I've never used the Index so can't personally compare them. vr-compare.com shows it as having about 30% less pixel density, which is substantial; the pancake lenses of the Pico 4 also offer a large sweet spot. (The Reverb G2 is perhaps the most popular headset for Il-2, and sacrifices a little FoV for a little more pixel density than the Pico 4). The only annoyance with the Pico is that it's not really intended for PCVR, so you'll need to pay $10 for Virtual Desktop. But once set up I've found it to work well.
By that token we had viable PDAs (Palm Pilot) since the late 90s and it took 2 decades to get smartphones. The first consumer level VR headset (the Rift CV1 ?) launched in 2016, so we're still less than a decade into it.
Comparing the windows CE devices we had in the early 2000s and the Quest 3 for instance, I think the stages are not that dissimilar: they require enough effort and compromises that the general public would not care, but there's actual real world use cases and enough companies willing to invest in the field and bringing incremental and not so incremental evolutions.
You appear to be in violent agreement with the parent commenter. What everyone in this thread is saying is: VR might be big someday, but that won't be this year, or next year, or possibly even this decade or next decade.

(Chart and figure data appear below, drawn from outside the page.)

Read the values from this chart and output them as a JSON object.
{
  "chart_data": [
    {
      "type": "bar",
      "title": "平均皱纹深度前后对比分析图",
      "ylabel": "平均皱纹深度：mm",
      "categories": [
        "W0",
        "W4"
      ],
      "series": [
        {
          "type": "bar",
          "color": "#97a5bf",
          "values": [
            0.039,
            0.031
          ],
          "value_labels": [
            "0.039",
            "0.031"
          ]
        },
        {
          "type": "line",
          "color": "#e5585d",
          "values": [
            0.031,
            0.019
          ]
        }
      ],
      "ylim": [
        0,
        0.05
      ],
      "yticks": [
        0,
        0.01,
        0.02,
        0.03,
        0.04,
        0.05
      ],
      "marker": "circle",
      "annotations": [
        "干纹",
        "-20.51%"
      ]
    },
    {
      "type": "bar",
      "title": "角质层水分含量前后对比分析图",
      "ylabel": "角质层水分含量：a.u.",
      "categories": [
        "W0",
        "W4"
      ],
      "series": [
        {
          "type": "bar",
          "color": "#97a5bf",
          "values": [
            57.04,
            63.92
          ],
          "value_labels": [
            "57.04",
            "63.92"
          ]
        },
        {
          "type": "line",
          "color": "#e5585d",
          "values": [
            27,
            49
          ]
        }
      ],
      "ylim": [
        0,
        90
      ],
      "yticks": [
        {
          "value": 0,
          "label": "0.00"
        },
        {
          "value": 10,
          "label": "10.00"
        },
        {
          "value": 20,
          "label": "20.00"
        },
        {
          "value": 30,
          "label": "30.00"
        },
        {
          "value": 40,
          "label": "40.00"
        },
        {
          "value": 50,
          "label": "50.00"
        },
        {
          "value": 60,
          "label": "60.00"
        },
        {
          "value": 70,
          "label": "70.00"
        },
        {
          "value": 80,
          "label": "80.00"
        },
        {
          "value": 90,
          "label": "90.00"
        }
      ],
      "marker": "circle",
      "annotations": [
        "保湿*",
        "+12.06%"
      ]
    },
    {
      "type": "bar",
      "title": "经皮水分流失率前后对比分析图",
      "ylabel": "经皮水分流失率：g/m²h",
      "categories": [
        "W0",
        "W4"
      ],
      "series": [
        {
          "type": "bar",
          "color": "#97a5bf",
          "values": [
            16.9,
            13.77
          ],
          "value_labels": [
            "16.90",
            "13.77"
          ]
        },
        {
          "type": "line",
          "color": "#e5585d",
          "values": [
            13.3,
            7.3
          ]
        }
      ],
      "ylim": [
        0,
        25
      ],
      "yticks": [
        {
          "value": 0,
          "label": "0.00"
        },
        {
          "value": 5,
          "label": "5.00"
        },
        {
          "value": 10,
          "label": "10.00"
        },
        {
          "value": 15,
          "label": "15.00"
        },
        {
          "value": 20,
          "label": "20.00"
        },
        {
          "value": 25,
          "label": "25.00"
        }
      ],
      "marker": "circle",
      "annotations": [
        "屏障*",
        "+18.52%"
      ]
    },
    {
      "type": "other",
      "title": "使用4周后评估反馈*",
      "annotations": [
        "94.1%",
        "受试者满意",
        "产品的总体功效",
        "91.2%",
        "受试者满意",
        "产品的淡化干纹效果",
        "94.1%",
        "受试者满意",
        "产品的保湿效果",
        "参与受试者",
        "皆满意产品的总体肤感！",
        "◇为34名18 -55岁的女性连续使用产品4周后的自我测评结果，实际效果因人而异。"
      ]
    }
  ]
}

To continue to use the PDA analogy, if you went back to the mid-90s and told people "these will be everywhere in 20 years!", people would still shrug their shoulders and go about their daily lives same as ever, because 20 years from now ain't today. And when it comes to VR, we're all shrugging our shoulders.
I agree with your general take on the time line, but people mid-90s were definitely seeing where it was going. The move from phones in cars, to pagers, to cell phones, feature phones, and win CE phones happened in about a decade and some. That's enough evolution speed to understand that the next turn will happen within a few years.
The same way I think everyone sees smart glasses coming. We just have no idea which company will crack the nut, what will be the twist, and on what timeframe.
You have to admit that the promise of true pass-through capabilities have been achieved with the Quest 3 (e.g., watch YouTube videos in a screen overlaying your vision while doing laundry), and that Apple's solution promises to finally make VR something that can work for general purpose computing.
Not that I don't agree with you, as someone who sold my Valve Index. I consider it to be a technology that takes a wild amount of development money and technology to basically take solved problems and put them in an interesting perspective in front of your face.
Also, I've seen reviews of spatial videos (Apple's marketing term for stereoscopic surround-y video capture) that describe them as eerily real, like you're living inside a memory. I think that may be an interesting use case (plus, unlike Apple's silly tech demo showing a dad capturing a video with a big VR headset strapped to his face while he watched his kids play, you can capture spatial video with a phone).
With foreseeable technology VR is always going to need something that covers large parts of your head, covering at least your eyes and ears. This is fine in specific cases like gaming, but it seems very unlikely to be something everyone uses all the time.
Agreed, but those cycles are measured in decades, not months. VR had its last hype cycle in the 90's, and AI in the 80's and thus will the wheel of reincarnation continue to spin with VR and AI switching places until the sun dies ;)
Everyone I know who tried VR has 30 minutes of excitement and literally never mention it ever again.